藤山小児童が食品リサイクルを学習

宇部市環境教育・学習ビジョンのモデル校に指定されている藤山小(生田光徳校長)の4年生98人が6日、宇部テクノパーク内にあるアースクリエイティブリサイクルセンターを訪れた。児童たちは、捨てられた食べ物を家畜の飼料にする設備などを見学。持ち込まれた廃棄量の多さに「もったいない」と声をそろえ、一人一人にできる環境に優しい取り組みについて考えた。

同ビジョンは、持続可能な社会の実現に向け、市民、企業、行政の協働による環境保全活動の実践と広がりを目的に、昨年8月に策定。学校での環境教育の推進を施策の一つに掲げ、同校をモデル校に指定した。同校と市が作成したプログラムに沿い、環境について学ぶ4年生を中心に1年間、授業を行う。

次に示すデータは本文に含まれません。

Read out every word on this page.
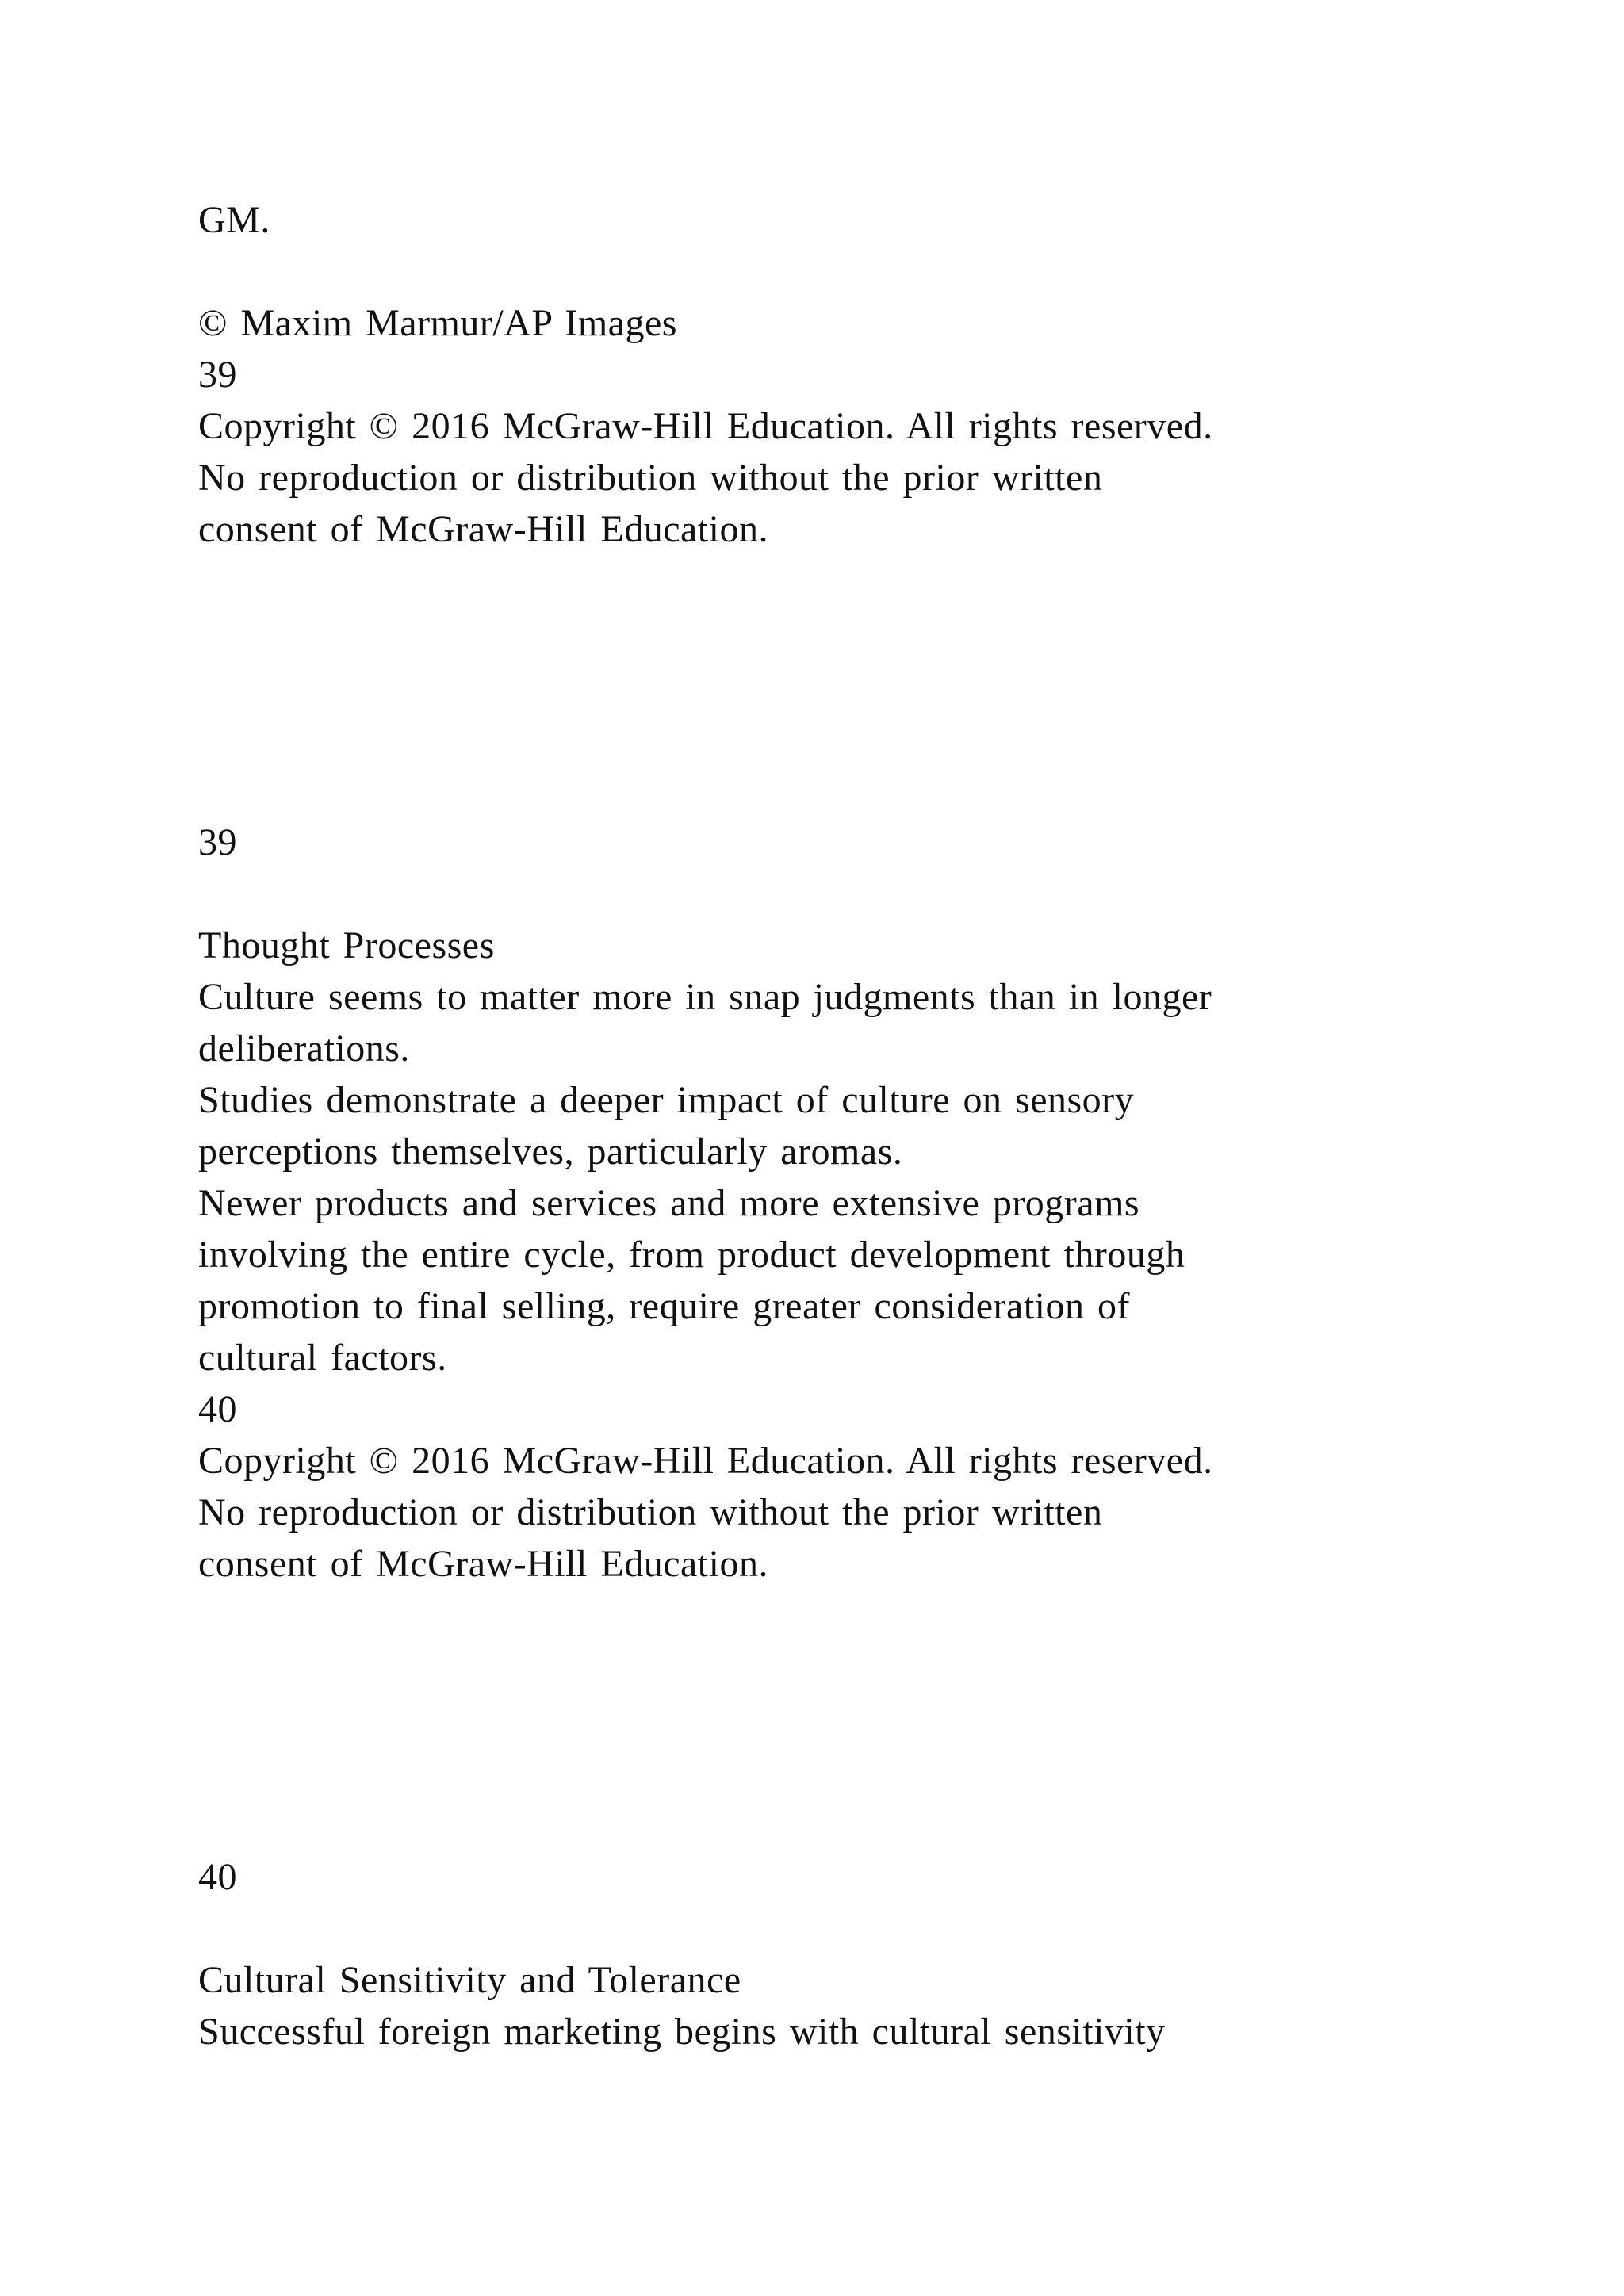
GM.
© Maxim Marmur/AP Images
39
Copyright © 2016 McGraw-Hill Education. All rights reserved.
No reproduction or distribution without the prior written
consent of McGraw-Hill Education.
39
Thought Processes
Culture seems to matter more in snap judgments than in longer
deliberations.
Studies demonstrate a deeper impact of culture on sensory
perceptions themselves, particularly aromas.
Newer products and services and more extensive programs
involving the entire cycle, from product development through
promotion to final selling, require greater consideration of
cultural factors.
40
Copyright © 2016 McGraw-Hill Education. All rights reserved.
No reproduction or distribution without the prior written
consent of McGraw-Hill Education.
40
Cultural Sensitivity and Tolerance
Successful foreign marketing begins with cultural sensitivity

プログラム授業はこの日がスタートで、児童たちは沖宇部の環境保全センターの次にリサイクルセンターを訪問。残渣(ざんさ)を飼料へと再生するエリアでは、県内のホテルやコンビニ、飲食店、食品製造工場などから、毎日平均して持ち込まれる8㌧の売れ残りや食べ残しの〝山〟を目の当たりにした。パンの賞味期限を確認した児童からは「きのう切れたばかりなのに」という、ため息に近い言葉が聞かれた。

水分や油分を大型機械で抜いて飼料にする工程を見聞きしたり、生ごみ独特の臭いを嗅いだり。廃プラスチックごみや廃食油などを再利用する仕組みも見学し、同センターの業務を五感で学んでいた。

松浦愛依さんは「廃棄される食べ物があまりにも多くて、もったいないと思った。家畜の餌にリサイクルされていることも勉強になった。普段ほとんど食べ残しはしないが、きょうのことを家族にも話して見直してみたい」と感想を語った。

9日には、教員の授業力向上を目的に、玉川大の谷和樹教授を同校に招聘(しょうへい)。段ボールコンポスト作りや、その堆肥で育てたパンジーを2分の1成人式で家族に贈るなど、計13時間の授業を予定する。プログラムは随時検証しながら来年度以降、市内のどの学校でも使える内容に改良していく。